When Ruben came downstairs he could hear the usual sounds of  controlled chaos as Detroit Firefighters aggressively attacked the flames. It was a real puzzle to figure out and chase down this nasty fire. The sounds of confusion told Ruben the attacking Firefighters were only having limited success. He thought he heard a muffled sound ahead of him in the thickening hot smoke. From his days at Engine 29 he learned how to operate alone in an emergency. Engine 29 is in a location surrounded by railroad tracks and was many times cut off from help by slow moving trains when responding to a fire in its own district. Not a good thing to be alone in a fire but circumstances will usually force the issue. Ruben said he heard the muffled sound again. It was a voice in the dark. At first he was not certain and he questioned himself. Then he heard it again. This time it was an audibly desperate plea for help To this day Ruben doesn't know how he didn’t fall into the gaping hole he encountered. His approach had been cautious. He was crawling on his hands and knees moving blindly through the hot smoke towards the cries for help. There was now screaming coming from the hole.

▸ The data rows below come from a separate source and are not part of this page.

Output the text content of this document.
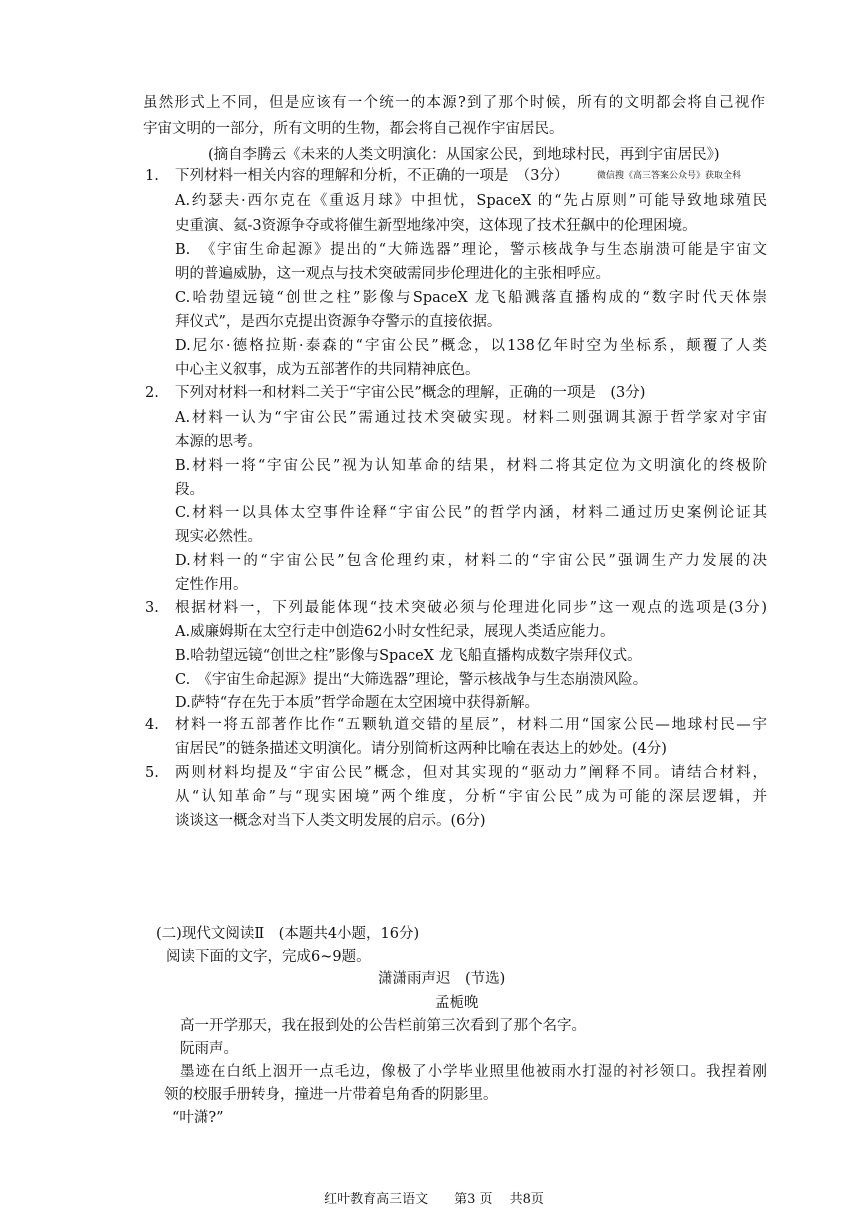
虽然形式上不同，但是应该有一个统一的本源?到了那个时候，所有的文明都会将自己视作
宇宙文明的一部分，所有文明的生物，都会将自己视作宇宙居民。
(摘自李腾云《未来的人类文明演化：从国家公民，到地球村民，再到宇宙居民》)
1. 下列材料一相关内容的理解和分析，不正确的一项是　（3分）	微信搜《高三答案公众号》获取全科
A.约瑟夫·西尔克在《重返月球》中担忧，SpaceX 的“先占原则”可能导致地球殖民
史重演、氦-3资源争夺或将催生新型地缘冲突，这体现了技术狂飙中的伦理困境。
B.　《宇宙生命起源》提出的“大筛选器”理论，警示核战争与生态崩溃可能是宇宙文
明的普遍威胁，这一观点与技术突破需同步伦理进化的主张相呼应。
C.哈勃望远镜“创世之柱”影像与SpaceX 龙飞船溅落直播构成的“数字时代天体崇
拜仪式”，是西尔克提出资源争夺警示的直接依据。
D.尼尔·德格拉斯·泰森的“宇宙公民”概念，以138亿年时空为坐标系，颠覆了人类
中心主义叙事，成为五部著作的共同精神底色。
2. 下列对材料一和材料二关于“宇宙公民”概念的理解，正确的一项是　(3分)
A.材料一认为“宇宙公民”需通过技术突破实现。材料二则强调其源于哲学家对宇宙
本源的思考。
B.材料一将“宇宙公民”视为认知革命的结果，材料二将其定位为文明演化的终极阶
段。
C.材料一以具体太空事件诠释“宇宙公民”的哲学内涵，材料二通过历史案例论证其
现实必然性。
D.材料一的“宇宙公民”包含伦理约束，材料二的“宇宙公民”强调生产力发展的决
定性作用。
3. 根据材料一，下列最能体现“技术突破必须与伦理进化同步”这一观点的选项是(3分)
A.威廉姆斯在太空行走中创造62小时女性纪录，展现人类适应能力。
B.哈勃望远镜“创世之柱”影像与SpaceX 龙飞船直播构成数字崇拜仪式。
C.　《宇宙生命起源》提出“大筛选器”理论，警示核战争与生态崩溃风险。
D.萨特“存在先于本质”哲学命题在太空困境中获得新解。
4. 材料一将五部著作比作“五颗轨道交错的星辰”，材料二用“国家公民—地球村民—宇
宙居民”的链条描述文明演化。请分别简析这两种比喻在表达上的妙处。(4分)
5. 两则材料均提及“宇宙公民”概念，但对其实现的“驱动力”阐释不同。请结合材料，
从“认知革命”与“现实困境”两个维度，分析“宇宙公民”成为可能的深层逻辑，并
谈谈这一概念对当下人类文明发展的启示。(6分)
(二)现代文阅读Ⅱ　(本题共4小题，16分)
阅读下面的文字，完成6~9题。
潇潇雨声迟　(节选)
孟栀晚
高一开学那天，我在报到处的公告栏前第三次看到了那个名字。
阮雨声。
墨迹在白纸上洇开一点毛边，像极了小学毕业照里他被雨水打湿的衬衫领口。我捏着刚
领的校服手册转身，撞进一片带着皂角香的阴影里。
“叶潇?”
红叶教育高三语文　　第3 页　 共8页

Ruben said, “I reached down and started fishing around with my arm in the area where there once was a floor. The voice became calmer as our reaching slapping hands made contact. The hand grabbed mine and hung on for dear life. It was a super feeling. It was hard to tell who it was and how he had fallen into this gaping abyss. It turned out to be Frank Kanopsky, the boss of Squad 4. I tried to pull him out but I had no leverage and Frank had lost his strength. We continued trying for a few seconds. It was sadly futile. My wrist was burning and my lungs were sucking my mask empty. Now both of us were shouting. I heard another voice in the smoke and directed it towards us. We were in desperate need of help. What a godsend when I made contact with FF Larry Cooper and took his hand and placed it in Frank’s outstretched hand. Soon more troops arrived. It was Frank’s guys, Fabio Muscat and Bob Garrigan. I believe they brought in a line and cooled Frank down with water. They lowered a hose line down for Frank to crawl up but he was too weak to do so. A Dutchtown ladder was quickly brought in and Frank was able to climb out of the death trap he was caught in. I was not witness to how they got Frank out because as soon as I was sure that Larry Cooper’s hand had a good hold on Frank’s hand I stumbled toward the light down a corridor and plunged through a doorway onto the outside sidewalk. All I could think of was, oh happy day were we ever lucky. On reflection I know that we sometimes make our own luck."

Ruben had a few more thoughts. He said, “A couple things stick out in my mind about that afternoon. We said good by to our old rubber boots . We were awarded bunker pants by an arbitrator in our next contract negotiations. One look at the pictures of the severe burns Frank sustained in the crotch area and the arbitrator granted our demand. Of course the guys bitched at the change but they are now standard fare and truly appreciated. I still remember Corky McDonald stooped over soaking wet on the running board of Engine 27 after the fire. He was enjoying a cigarette after coughing up that black crap he inhaled during the rescue. So typical back then, the after inferno cigarette. Frank healed up and returned to his job as the god of Squad 4. Larry Cooper went on to be Chief of the whole darn Department. Fabio Muscat and Bob Garrigan (known as Bob and Fob) continued on to be one of the legendary tandems in department history.  On that day I was glad to be alive as we went back to the engine house. I showered, shaved, put on some foo foo and took my fabulous Grand Rapids baby  doll to a romantic dinner with fun and kisses later. I still marvel at the nature of our business where in an instant you can be in the clutches of hell and in short time be in the bosom of heaven. Halleluiah.”  

Ruben Diaz sitting next to Corky Mcdonald.
FF Ruben Diaz sits next to Corky Mcdonald, who
is smoking an after fire cigarette, as they
watch Fabio Muscat get some fresh air.